Since October 2008, the federal government’s Transaction Account Guarantee (TAG) program has provided unlimited FDIC insurance on businesses’ non-interest-bearing transaction accounts, which are generally used to meet short-term liquidity needs, such as payroll processing. As of June 30, 2012, there was $1.6 trillion in non-interest bearing transaction accounts, according to the FDIC. Of that amount, $1.4 exceeded the coverage limit of $250,000 per account. But that could soon change as the program is set to expire at the end of the year. Beginning January 2013, the FDIC will insure deposit assets only up to $250,000.
As CFO.com points out, corporations accustomed to getting “something for nothing” may seek to reallocate some of those assets. But finding a new home may not be that easy. At the current rate of $30 billion per week, it would take the U.S. Treasury a year to issue enough short-term debt to absorb the excess supply.
Meanwhile, there has been pressure to reform money-market funds.

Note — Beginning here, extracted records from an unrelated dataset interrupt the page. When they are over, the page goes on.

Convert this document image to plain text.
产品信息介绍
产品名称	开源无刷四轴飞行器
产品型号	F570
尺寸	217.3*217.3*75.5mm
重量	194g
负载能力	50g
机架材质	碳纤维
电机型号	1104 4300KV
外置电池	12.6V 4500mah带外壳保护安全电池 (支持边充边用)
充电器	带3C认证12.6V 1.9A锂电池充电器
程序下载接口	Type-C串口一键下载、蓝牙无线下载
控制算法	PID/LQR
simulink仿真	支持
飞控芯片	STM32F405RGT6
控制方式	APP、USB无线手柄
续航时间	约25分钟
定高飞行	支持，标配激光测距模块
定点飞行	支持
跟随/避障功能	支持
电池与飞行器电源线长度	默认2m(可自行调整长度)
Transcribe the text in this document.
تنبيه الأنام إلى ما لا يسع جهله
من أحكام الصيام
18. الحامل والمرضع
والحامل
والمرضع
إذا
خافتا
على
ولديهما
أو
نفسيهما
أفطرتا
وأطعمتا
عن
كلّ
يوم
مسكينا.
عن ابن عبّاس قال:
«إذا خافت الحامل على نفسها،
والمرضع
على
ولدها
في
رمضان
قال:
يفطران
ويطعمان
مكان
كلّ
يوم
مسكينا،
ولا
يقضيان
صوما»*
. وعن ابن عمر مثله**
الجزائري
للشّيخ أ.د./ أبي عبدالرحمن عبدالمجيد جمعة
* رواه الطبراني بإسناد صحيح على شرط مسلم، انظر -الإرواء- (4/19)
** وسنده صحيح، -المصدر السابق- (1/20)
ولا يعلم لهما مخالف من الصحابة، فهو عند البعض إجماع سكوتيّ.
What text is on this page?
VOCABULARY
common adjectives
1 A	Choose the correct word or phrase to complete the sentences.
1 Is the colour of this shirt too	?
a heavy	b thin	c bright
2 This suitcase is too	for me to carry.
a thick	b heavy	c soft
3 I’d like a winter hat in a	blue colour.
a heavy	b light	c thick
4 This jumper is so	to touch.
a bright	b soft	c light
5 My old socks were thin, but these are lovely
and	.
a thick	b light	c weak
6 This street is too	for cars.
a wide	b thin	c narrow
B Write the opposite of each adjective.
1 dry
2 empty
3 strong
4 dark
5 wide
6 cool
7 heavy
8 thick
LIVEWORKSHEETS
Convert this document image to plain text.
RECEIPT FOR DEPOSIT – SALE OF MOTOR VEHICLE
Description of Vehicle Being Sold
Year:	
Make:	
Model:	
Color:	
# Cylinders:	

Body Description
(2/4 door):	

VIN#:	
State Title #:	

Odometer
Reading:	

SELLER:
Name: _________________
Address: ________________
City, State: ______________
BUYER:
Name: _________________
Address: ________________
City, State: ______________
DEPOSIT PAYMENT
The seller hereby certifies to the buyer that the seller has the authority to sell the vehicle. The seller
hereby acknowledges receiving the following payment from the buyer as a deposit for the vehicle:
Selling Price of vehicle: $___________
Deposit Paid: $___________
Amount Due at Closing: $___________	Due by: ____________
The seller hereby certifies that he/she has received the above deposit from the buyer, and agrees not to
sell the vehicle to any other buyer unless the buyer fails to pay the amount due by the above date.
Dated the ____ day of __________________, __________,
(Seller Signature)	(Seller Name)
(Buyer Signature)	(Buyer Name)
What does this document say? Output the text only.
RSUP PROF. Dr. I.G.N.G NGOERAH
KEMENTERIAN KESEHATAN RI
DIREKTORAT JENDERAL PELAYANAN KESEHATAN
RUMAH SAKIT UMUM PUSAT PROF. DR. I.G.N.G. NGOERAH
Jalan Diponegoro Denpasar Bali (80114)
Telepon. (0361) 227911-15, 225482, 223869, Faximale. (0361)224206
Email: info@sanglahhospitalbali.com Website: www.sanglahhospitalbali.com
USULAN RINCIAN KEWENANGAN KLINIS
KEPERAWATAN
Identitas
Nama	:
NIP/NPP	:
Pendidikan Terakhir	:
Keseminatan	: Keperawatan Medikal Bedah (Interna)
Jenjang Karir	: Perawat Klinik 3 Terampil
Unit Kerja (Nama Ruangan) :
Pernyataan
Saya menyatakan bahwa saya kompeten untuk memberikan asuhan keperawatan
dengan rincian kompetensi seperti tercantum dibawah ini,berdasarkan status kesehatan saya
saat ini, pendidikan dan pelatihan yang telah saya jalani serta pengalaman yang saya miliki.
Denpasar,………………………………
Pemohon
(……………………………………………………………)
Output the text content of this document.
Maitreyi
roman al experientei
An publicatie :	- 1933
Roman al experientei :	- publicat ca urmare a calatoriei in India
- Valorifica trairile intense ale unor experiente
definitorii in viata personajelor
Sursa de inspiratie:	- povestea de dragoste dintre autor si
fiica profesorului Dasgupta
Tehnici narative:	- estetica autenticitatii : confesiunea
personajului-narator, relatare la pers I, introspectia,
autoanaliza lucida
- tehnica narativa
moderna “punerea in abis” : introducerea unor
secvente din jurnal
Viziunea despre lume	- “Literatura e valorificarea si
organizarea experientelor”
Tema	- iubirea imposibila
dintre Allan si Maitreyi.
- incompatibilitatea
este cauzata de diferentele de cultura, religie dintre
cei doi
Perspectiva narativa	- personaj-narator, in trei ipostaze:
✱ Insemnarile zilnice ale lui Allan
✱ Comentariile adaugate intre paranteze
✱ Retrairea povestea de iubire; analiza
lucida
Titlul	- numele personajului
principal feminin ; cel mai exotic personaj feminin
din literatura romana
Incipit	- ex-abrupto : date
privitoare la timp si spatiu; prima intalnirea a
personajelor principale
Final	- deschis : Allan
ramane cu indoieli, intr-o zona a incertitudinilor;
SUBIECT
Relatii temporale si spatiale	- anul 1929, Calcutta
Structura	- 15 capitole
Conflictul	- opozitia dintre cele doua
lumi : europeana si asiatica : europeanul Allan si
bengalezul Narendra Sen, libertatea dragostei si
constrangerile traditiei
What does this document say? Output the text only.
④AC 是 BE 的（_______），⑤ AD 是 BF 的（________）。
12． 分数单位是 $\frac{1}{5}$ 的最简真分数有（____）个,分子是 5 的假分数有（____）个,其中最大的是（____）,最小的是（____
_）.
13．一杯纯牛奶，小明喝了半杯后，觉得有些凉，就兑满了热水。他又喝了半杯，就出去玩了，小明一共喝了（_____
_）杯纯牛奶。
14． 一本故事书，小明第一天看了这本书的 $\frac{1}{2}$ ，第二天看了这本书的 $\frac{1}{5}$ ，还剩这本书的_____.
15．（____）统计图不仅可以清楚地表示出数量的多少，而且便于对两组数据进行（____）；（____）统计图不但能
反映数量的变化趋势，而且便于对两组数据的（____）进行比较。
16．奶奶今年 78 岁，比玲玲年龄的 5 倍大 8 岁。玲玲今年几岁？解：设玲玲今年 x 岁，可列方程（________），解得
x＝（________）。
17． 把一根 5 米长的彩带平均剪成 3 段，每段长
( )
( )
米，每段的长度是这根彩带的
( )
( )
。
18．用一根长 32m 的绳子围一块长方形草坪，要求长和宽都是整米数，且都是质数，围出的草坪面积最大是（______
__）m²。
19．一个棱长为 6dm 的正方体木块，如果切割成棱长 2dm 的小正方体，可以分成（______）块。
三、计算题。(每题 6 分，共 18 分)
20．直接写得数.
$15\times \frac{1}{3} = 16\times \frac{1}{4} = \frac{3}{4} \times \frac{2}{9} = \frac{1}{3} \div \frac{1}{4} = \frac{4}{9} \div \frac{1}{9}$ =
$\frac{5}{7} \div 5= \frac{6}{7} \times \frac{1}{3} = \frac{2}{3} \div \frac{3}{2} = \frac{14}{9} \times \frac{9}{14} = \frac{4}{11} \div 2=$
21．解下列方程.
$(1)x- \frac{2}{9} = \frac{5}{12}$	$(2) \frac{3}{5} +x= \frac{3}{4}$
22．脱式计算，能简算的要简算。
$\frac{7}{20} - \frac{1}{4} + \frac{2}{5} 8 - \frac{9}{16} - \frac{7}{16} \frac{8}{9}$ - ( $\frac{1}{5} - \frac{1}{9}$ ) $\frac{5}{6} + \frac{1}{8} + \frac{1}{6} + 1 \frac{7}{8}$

For much of 2012, the Securities and Exchange Commission has publicly floated ideas to change how money-market funds operate, from requiring a floating share price or mandating a cash reserve “buffer.” While the SEC lacked the internal votes to formally propose any reforms, the Financial Stability Oversight Council, chaired by Treasury Secretary Timothy Geithner, has since taken up the issue, prompting pushback from a number of financial industry groups.
The bottom line for institutional and individual investors alike is that changes are most likely in the pipeline for today’s conservative, short-term investment vehicles, which could leave many searching for alternatives.